Ontario has warned it would reach a situation where that happens in two weeks if current trends continue.

In Ontario’s triage outline, CBC reports, anyone with a greater than 80 per cent chance of dying within 12 months is de-prioritized for an ICU bed.

Saskatchewan isn’t at that point yet, but SHA Chief Medical Health Officer Dr. Susan Shaw told Global News Wednesday that the province is examining its so-called ethical framework to ensure it is ethically and medically sound. That framework will be used if Saskatchewan enters a situation where there are more ICU patients than available beds province-wide.

In the interview, Shaw warned that other centres, such as Prince Albert, Saskatoon and other sites, will start seeing more patients with COVID-19 admitted in the days to come.

Saskatchewan’s chief medical health officer Dr. Saqib Shahab said the best way to avoid such a situation is to closely follow public health orders and recommendations, including wearing a mask in public, only going to the store when necessary and staying home, including working from home, wherever possible.

“If we want to reduce the pressure, we have to take specific measures today,” he said.

“Many people have reviewed the work they do or the work their employees do, and many have started working from home.
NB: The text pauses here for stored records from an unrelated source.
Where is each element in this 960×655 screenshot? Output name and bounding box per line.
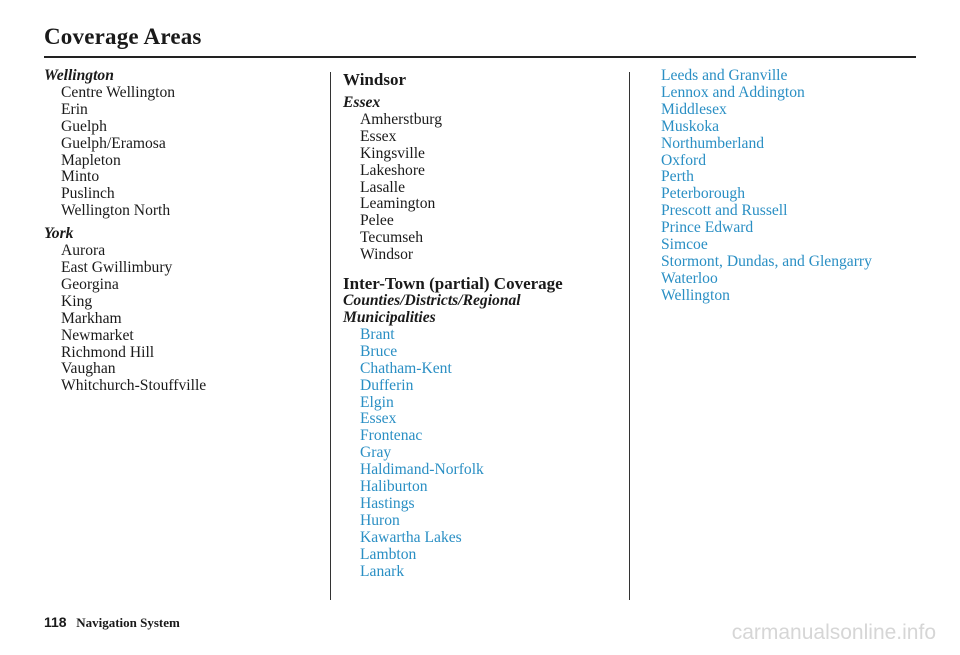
page-footer bbox=[44, 614, 180, 631]
york-list bbox=[44, 243, 324, 395]
list-item: Gray bbox=[360, 444, 392, 462]
list-item: Essex bbox=[360, 410, 397, 428]
column-divider-2 bbox=[629, 72, 630, 600]
column-1 bbox=[44, 68, 324, 395]
list-item: Centre Wellington bbox=[61, 83, 176, 101]
list-item: Kawartha Lakes bbox=[360, 528, 462, 546]
list-item: Kingsville bbox=[360, 144, 425, 162]
list-item: Markham bbox=[61, 309, 122, 327]
list-item: Essex bbox=[360, 127, 397, 145]
list-item: Newmarket bbox=[61, 326, 134, 344]
list-item: Perth bbox=[661, 168, 694, 186]
list-item: Peterborough bbox=[661, 185, 746, 203]
page-title: Coverage Areas bbox=[44, 24, 202, 49]
group-heading-essex: Essex bbox=[343, 94, 381, 111]
list-item: Chatham-Kent bbox=[360, 359, 452, 377]
essex-list bbox=[343, 112, 623, 264]
list-item: Vaughan bbox=[61, 360, 116, 378]
footer-label: Navigation System bbox=[76, 615, 180, 630]
inter-town-list bbox=[343, 327, 623, 581]
title-rule bbox=[44, 56, 916, 58]
list-item: Waterloo bbox=[661, 269, 718, 287]
list-item: Oxford bbox=[661, 151, 707, 169]
column-divider-1 bbox=[330, 72, 331, 600]
list-item: Lakeshore bbox=[360, 161, 425, 179]
column-2 bbox=[343, 70, 623, 580]
inter-subtitle-line-1: Counties/Districts/Regional bbox=[343, 292, 521, 310]
list-item: Tecumseh bbox=[360, 229, 423, 247]
wellington-list bbox=[44, 85, 324, 220]
list-item: Bruce bbox=[360, 342, 398, 360]
list-item: Erin bbox=[61, 100, 88, 118]
watermark: carmanualsonline.info bbox=[731, 621, 936, 644]
list-item: Lambton bbox=[360, 545, 417, 563]
list-item: Amherstburg bbox=[360, 110, 443, 128]
page-number: 118 bbox=[44, 614, 67, 630]
list-item: Lanark bbox=[360, 562, 405, 580]
list-item: Haliburton bbox=[360, 478, 428, 496]
list-item: Prescott and Russell bbox=[661, 202, 788, 220]
list-item: Mapleton bbox=[61, 151, 121, 169]
list-item: Guelph/Eramosa bbox=[61, 134, 166, 152]
list-item: Middlesex bbox=[661, 100, 727, 118]
list-item: Windsor bbox=[360, 246, 414, 264]
list-item: Wellington North bbox=[61, 202, 171, 220]
list-item: Leamington bbox=[360, 195, 436, 213]
list-item: Hastings bbox=[360, 494, 415, 512]
list-item: Northumberland bbox=[661, 134, 765, 152]
list-item: Lennox and Addington bbox=[661, 83, 805, 101]
list-item: Muskoka bbox=[661, 117, 720, 135]
list-item: Frontenac bbox=[360, 427, 423, 445]
inter-subtitle-line-2: Municipalities bbox=[343, 308, 436, 326]
list-item: Huron bbox=[360, 511, 400, 529]
list-item: Haldimand-Norfolk bbox=[360, 461, 484, 479]
list-item: King bbox=[61, 292, 93, 310]
list-item: Georgina bbox=[61, 275, 119, 293]
list-item: Puslinch bbox=[61, 185, 115, 203]
list-item: Whitchurch-Stouffville bbox=[61, 377, 207, 395]
list-item: Leeds and Granville bbox=[661, 67, 788, 84]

Reduce your visits out and about. All these actions today can result in reduced ICU pressures next week.”

Saskatchewan’s seven-day average of daily new cases fell slightly Thursday to 248 from 253 the day prior. Thursday’s mark, which equates to about 20 new cases per 100,000 population, is far above Saskatchewan’s stated target of 10 new cases per 100,000 population. The daily new case count has decreased slightly in the past week.

Thursday saw 254 new cases of COVID-19, along with 299 recoveries. One resident who tested positive for COVID-19 died. The resident was in their 50s and was from the South Central Zone.

North Central had 12 new cases Thursday. Of those, eight were in Prince Albert.

In addition to the 48 residents in intensive care, there are 129 COVID-19 patients receiving inpatient care, for a total of 177 people in the hospital.

Saskatchewan processed 3,706 COVID-19 tests Wednesday and administered 7,333 vaccines.

The weekly COVID-19 monitoring report for children aged 19 and younger showed a total of 704 active COVID-19 cases in youth. The weekly test positive rate among youth was 10.6 per cent.

North Central has 29 active cases among children and youth, of which 12 are in Prince Albert. Test positive rates among youth ranged from 1.3 per cent in Prince Albert to seven per cent in North Central 1 and 21.6 per ent in North Central 3.

That was the highest test positive rate among youth in any sub-zone.

North Central 3 includes communities such as Duck Lake, Rosthern, St. Louis, Wakaw and Waldheim.